The most notable cosmetic complication is a temporary drooping of the upper eyelid, which happens in about 1 to 5 percent of cases when the product migrates to nearby muscles. This typically resolves on its own within a few weeks as the effect wears off.

Rare but Serious Risks

In uncommon cases, the toxin can spread beyond the injection site, causing symptoms that resemble botulism: difficulty swallowing, muscle weakness, or changes in voice. These symptoms, when they occur, typically appear between 2 and 6 days after treatment. High-dose injections in the neck area carry the greatest risk. Severe allergic reactions are possible but extremely rare.

Botox is classified as a pregnancy category C drug, meaning there isn’t enough human data to confirm its safety during pregnancy. Cleveland Clinic physicians recommend avoiding it during pregnancy and breastfeeding, particularly for elective cosmetic use.

People with neuromuscular disorders like ALS or myasthenia gravis are generally not candidates for Botox, since the toxin could worsen their existing muscle weakness.

Botox vs. Other Neuromodulators

Botox (onabotulinumtoxinA) was the first product of its kind on the market, but several alternatives now exist. All of them work through the same basic mechanism of blocking acetylcholine release, but they differ in formulation.

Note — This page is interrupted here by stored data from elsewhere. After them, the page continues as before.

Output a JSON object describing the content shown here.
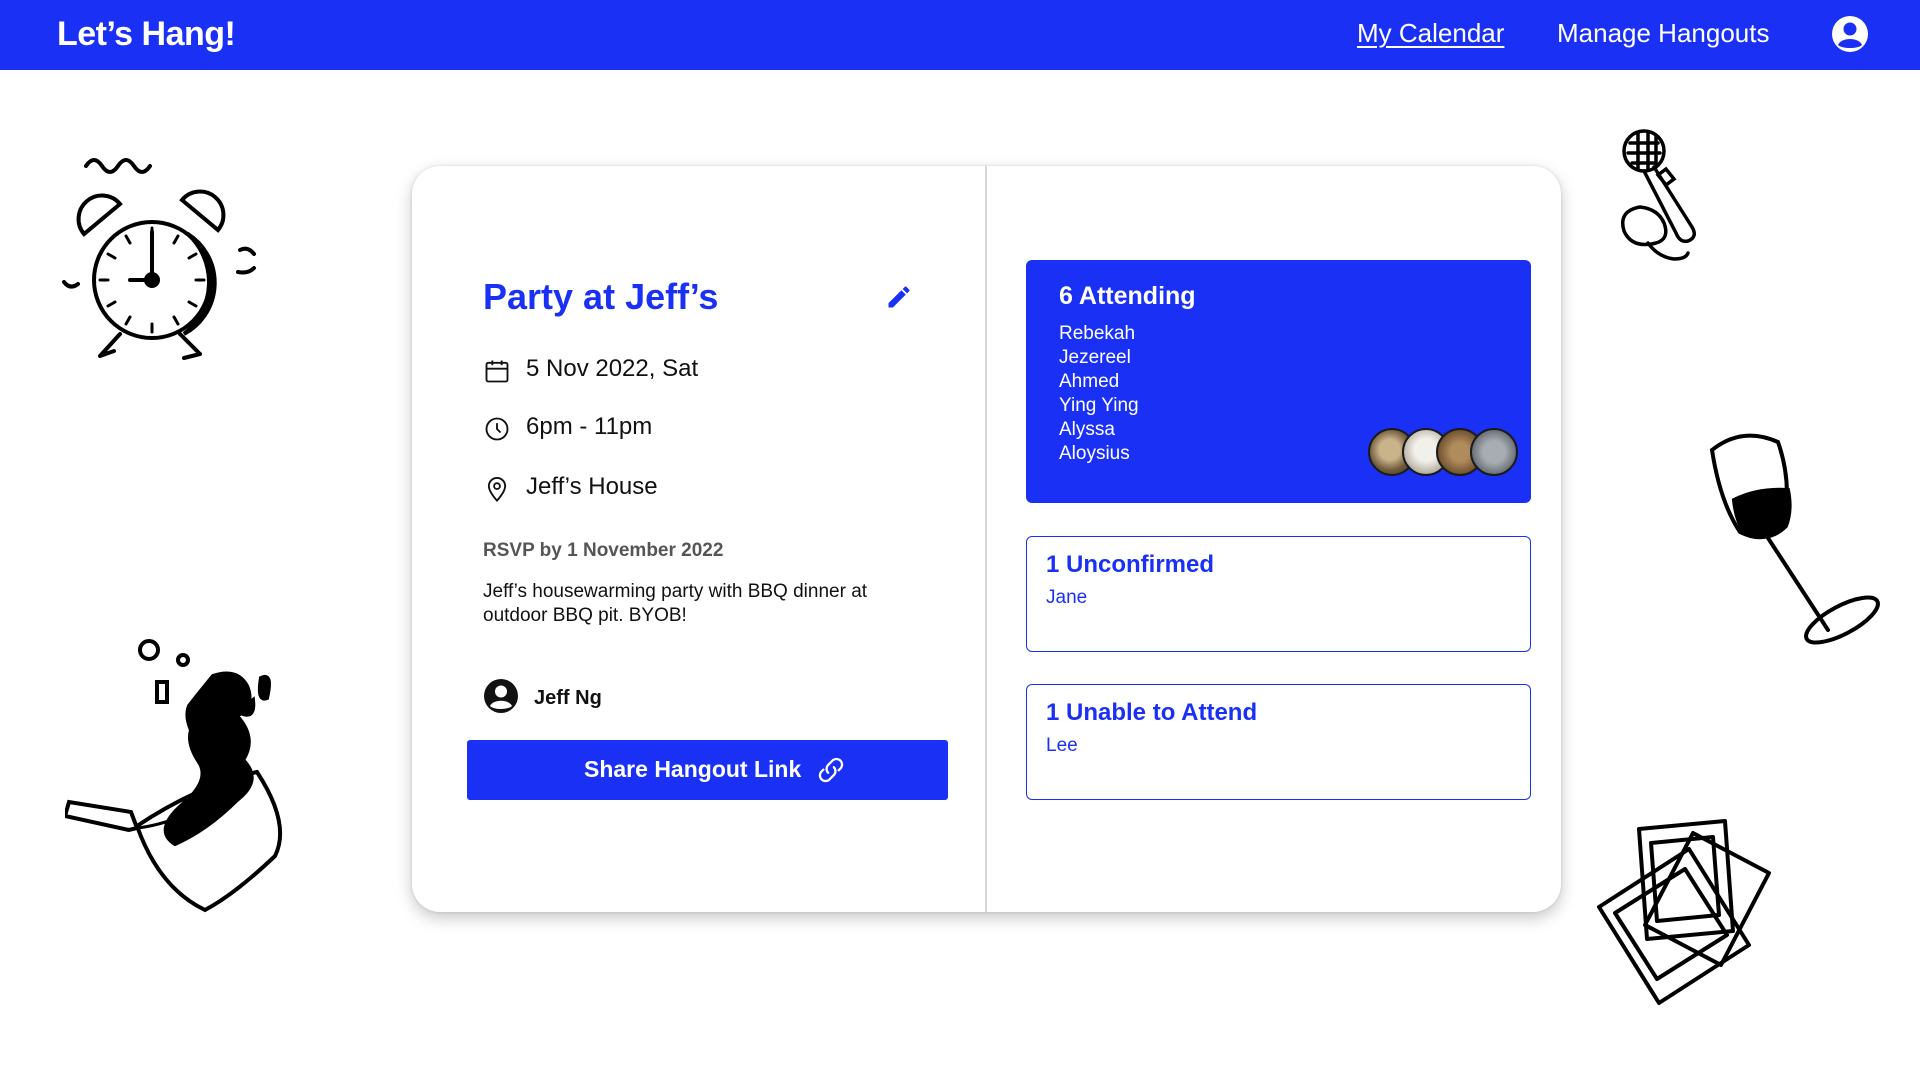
{
  "nav": {
    "brand": "Let’s Hang!",
    "links": [
      {
        "label": "My Calendar",
        "active": true
      },
      {
        "label": "Manage Hangouts",
        "active": false
      }
    ],
    "account_icon": "account-circle-icon"
  },
  "hangout": {
    "title": "Party at Jeff’s",
    "date": "5 Nov 2022, Sat",
    "time": "6pm - 11pm",
    "location": "Jeff’s House",
    "rsvp": "RSVP by 1 November 2022",
    "description": "Jeff’s housewarming party with BBQ dinner at outdoor BBQ pit. BYOB!",
    "host": "Jeff Ng",
    "share_label": "Share Hangout Link"
  },
  "attending": {
    "title": "6 Attending",
    "names": [
      "Rebekah",
      "Jezereel",
      "Ahmed",
      "Ying Ying",
      "Alyssa",
      "Aloysius"
    ]
  },
  "unconfirmed": {
    "title": "1 Unconfirmed",
    "names": [
      "Jane"
    ]
  },
  "unable": {
    "title": "1 Unable to Attend",
    "names": [
      "Lee"
    ]
  },
  "colors": {
    "accent": "#1a31f5",
    "background": "#ffffff",
    "text": "#111111"
  },
  "icons": [
    "pencil-icon",
    "calendar-icon",
    "clock-icon",
    "location-pin-icon",
    "account-circle-icon",
    "link-icon",
    "cat-avatar-icon"
  ]
}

Dysport tends to kick in fastest, with effects noticeable within 2 to 3 days compared to Botox’s 3 to 5 days. Xeomin is sometimes called the “naked” injectable because it contains only the pure toxin without the extra proteins found in other formulations, which could reduce the chance of developing resistance over time. Daxxify, the newest option, uses a unique stabilizing peptide and is marketed as lasting longer than traditional Botox, potentially up to 6 months for some patients.

Your provider can help you decide which product fits best based on your treatment goals, how your body has responded in the past, and whether the onset speed or duration matters most to you.